In an effort to get literally any time outside of the house at all, I felt a volunteer position someplace would be good for me and round out the homeschooling experience. I’d move on to working with nonprofits like Shakespeare in Santa Fe and Warehouse 21, and contribute to the Santa Fe New Mexican and take classes at the Santa Fe Community College, that year, my spring, summer and winter were spent volunteering at the Santa Fe Children’s Museum—and it was glorious.
It was probably naïveté that led me to believe I’d be manning the bubble table. petting the museum animals, and clamoring up the climbing wall eight hours a day. What ultimately followed was not just my learning a thing or two about how nonprofits work and how hard work works, it was—as cheesy as this sounds— a journey of vital self-discovery.

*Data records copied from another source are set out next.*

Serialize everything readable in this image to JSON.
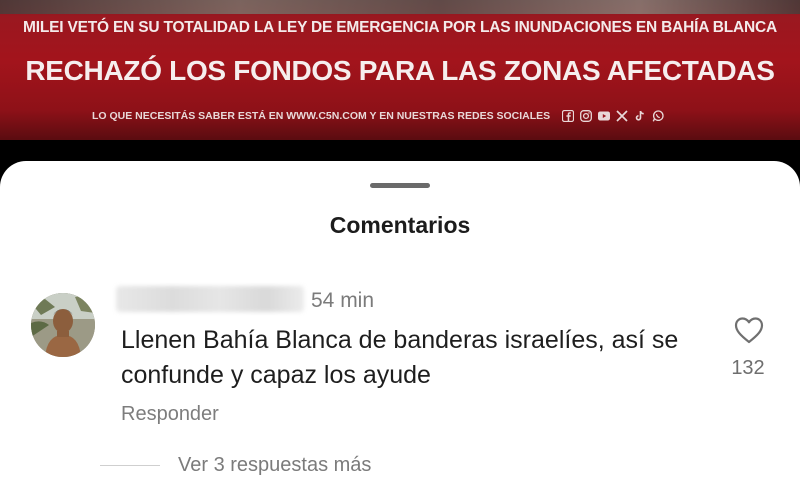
{
  "banner": {
    "headline_small": "MILEI VETÓ EN SU TOTALIDAD LA LEY DE EMERGENCIA POR LAS INUNDACIONES EN BAHÍA BLANCA",
    "headline_big": "RECHAZÓ LOS FONDOS PARA LAS ZONAS AFECTADAS",
    "footer_text": "LO QUE NECESITÁS SABER ESTÁ EN WWW.C5N.COM Y EN NUESTRAS REDES SOCIALES",
    "social_icons": [
      "facebook-icon",
      "instagram-icon",
      "youtube-icon",
      "x-icon",
      "tiktok-icon",
      "whatsapp-icon"
    ],
    "color": "#a3141c"
  },
  "sheet": {
    "title": "Comentarios"
  },
  "comment": {
    "time": "54 min",
    "text": "Llenen Bahía Blanca de banderas israelíes, así se confunde y capaz los ayude",
    "like_count": "132",
    "reply_label": "Responder",
    "view_replies_label": "Ver 3 respuestas más"
  }
}
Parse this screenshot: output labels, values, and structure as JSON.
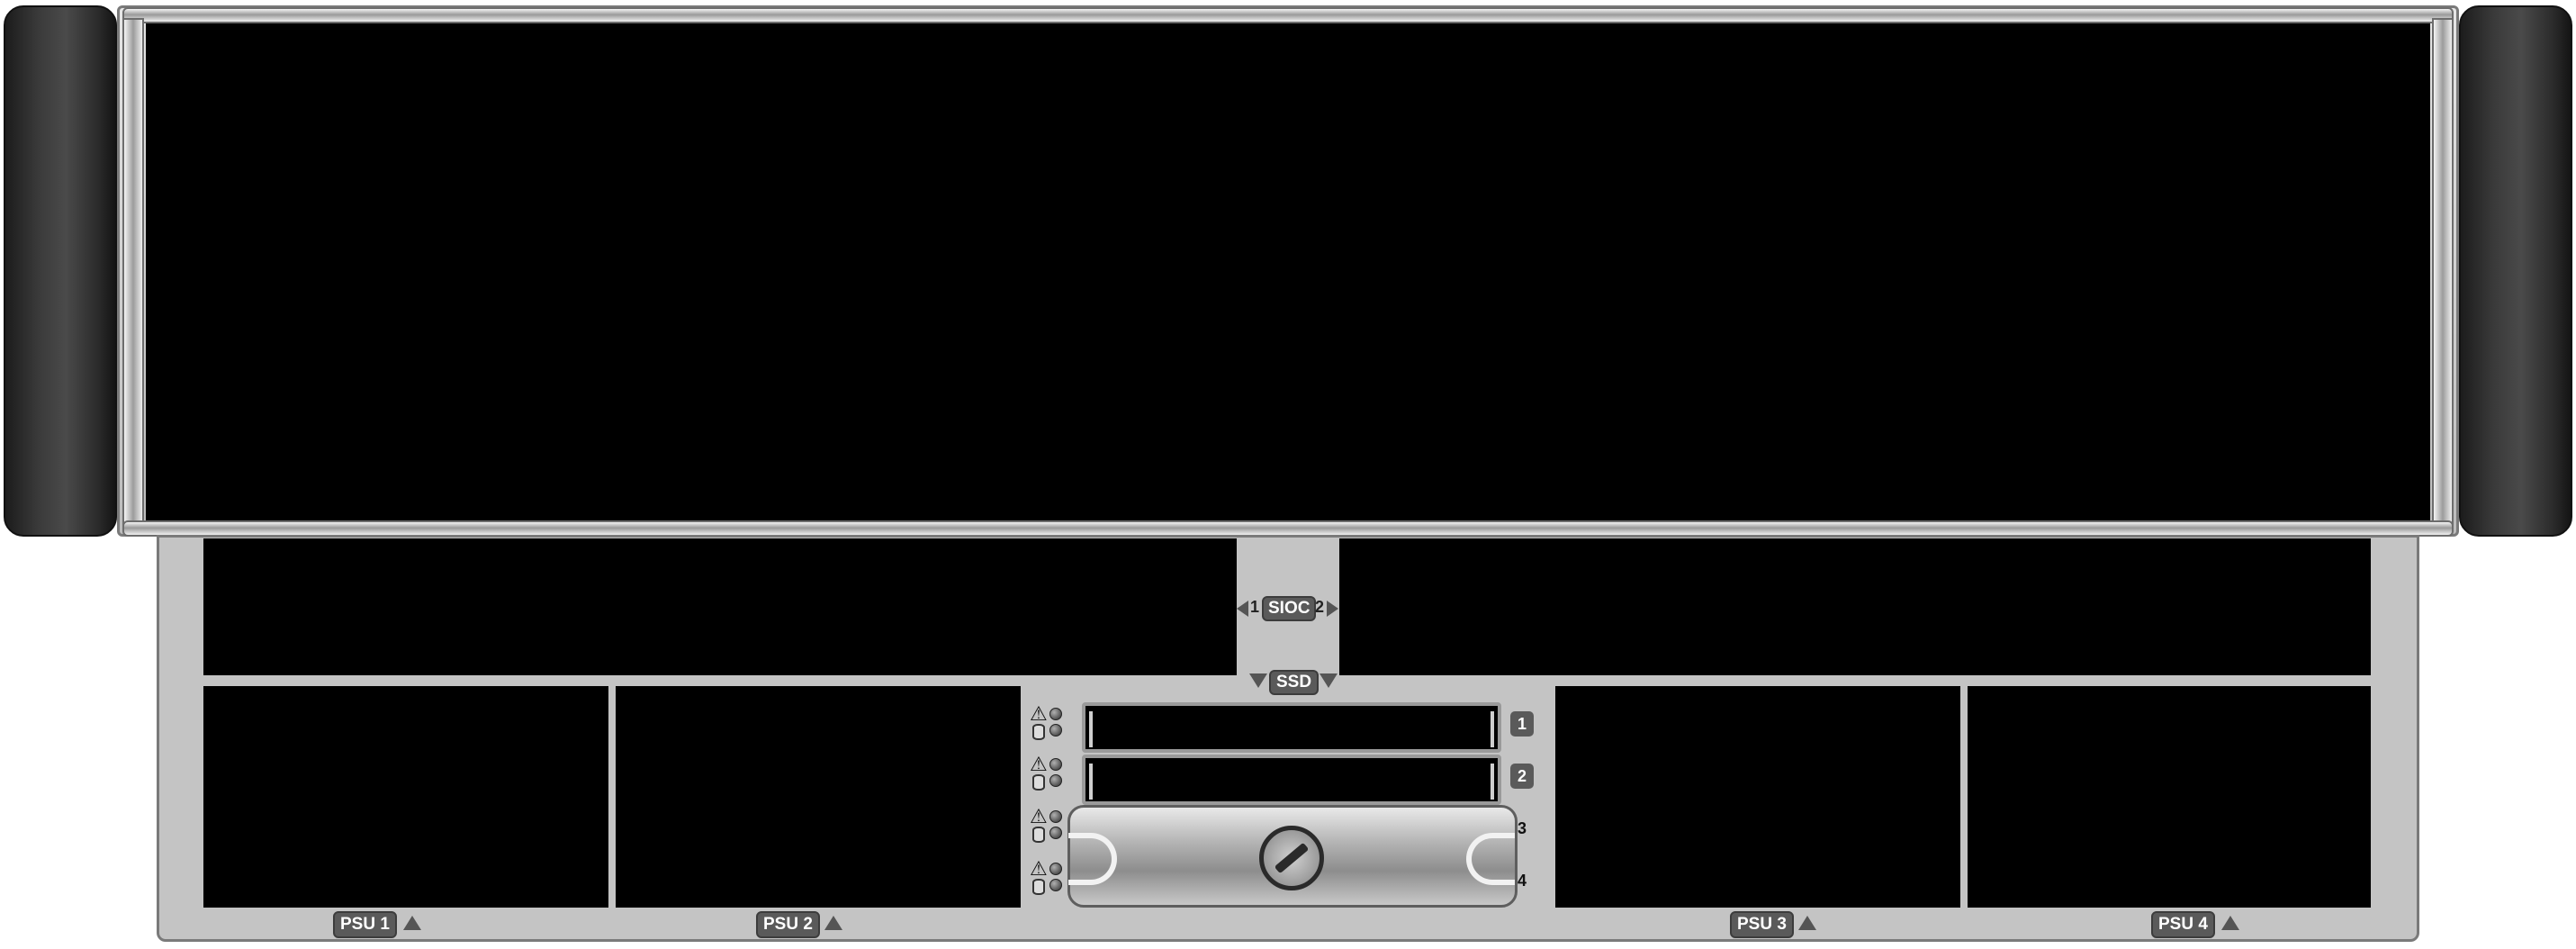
{
  "sioc": {
    "label": "SIOC",
    "left_num": "1",
    "right_num": "2"
  },
  "ssd": {
    "label": "SSD",
    "slots": [
      "1",
      "2",
      "3",
      "4"
    ]
  },
  "psu": [
    "PSU 1",
    "PSU 2",
    "PSU 3",
    "PSU 4"
  ],
  "icons": {
    "warning": "warning-icon",
    "drive": "drive-icon",
    "arrow": "triangle-arrow-icon"
  },
  "colors": {
    "chassis": "#c4c4c4",
    "bay": "#000000",
    "label_bg": "#5a5a5a",
    "ear": "#2f2f2f"
  }
}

Volunteering with the Santa Fe Children’s Museum not only brought me a feeling of connection with coworkers and the families who attended the space regularly, but it also proved to offer some early insights into community, camaraderie, and doing something in the service of ideas greater than myself – not for material reward, but also for emotional enrichment and in the best interest of the people. I learned so much about the world through my time at the Santa Fe Children’s Museum, particularly how to form and apply my own set of values, all of which I adhere to to this day.

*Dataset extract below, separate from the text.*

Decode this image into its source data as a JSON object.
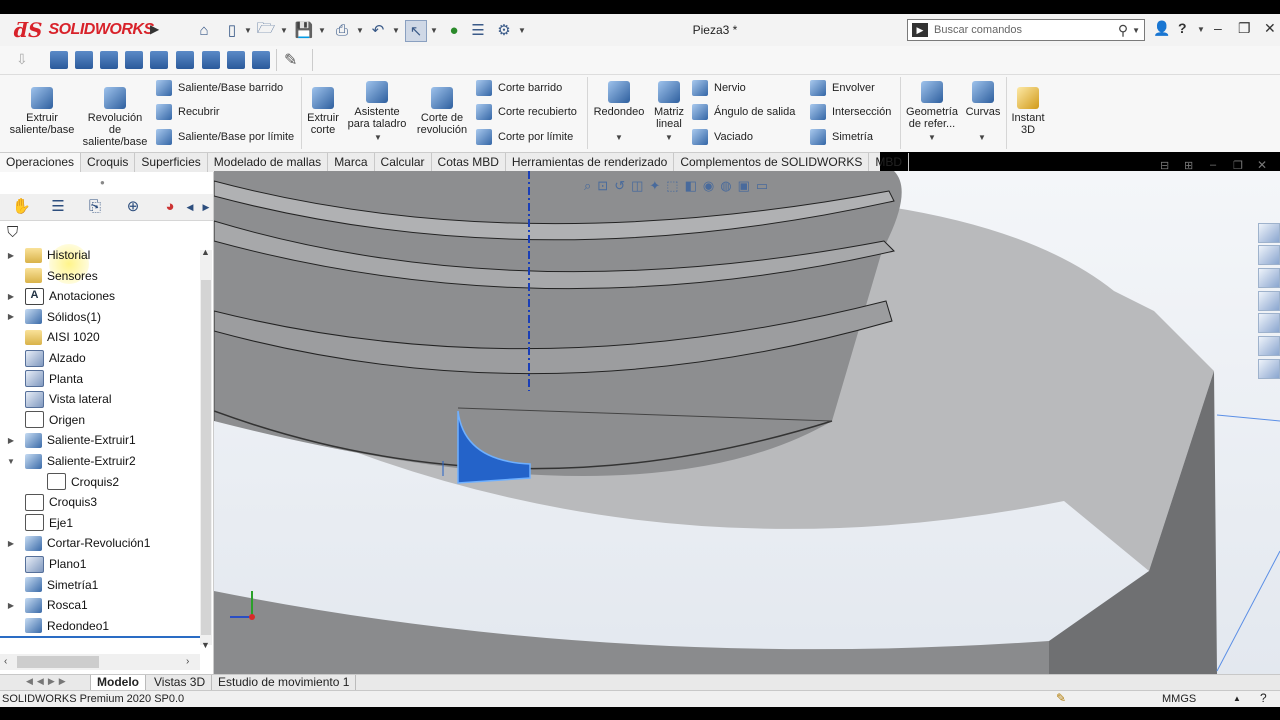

Years later I’d visit with friends and their children, amazed by the improvements of the space, yet still struck with that familiar pang of nostalgia. We’d watch some young family laugh at their massive bubbles, work in the public garden, while learning about science, playing…connecting. Even more recently, hearing of more detailed programming in community agriculture, astronomy, biology, and other sciences makes me glad, and it reinforces my belief in the power of play for people of all ages.
It is not hyperbole to say that nearly all of the wonderful things that have happened to me since I relocated to New Mexico –– a career in journalism, a deeper appreciation for community and an enduring love of Santa Fe—would not have come to pass had I not walked through that Museum door, stood nervously in that office and meekly sputtered out, ‘Hi, umm, I’m here to hold the snakes.”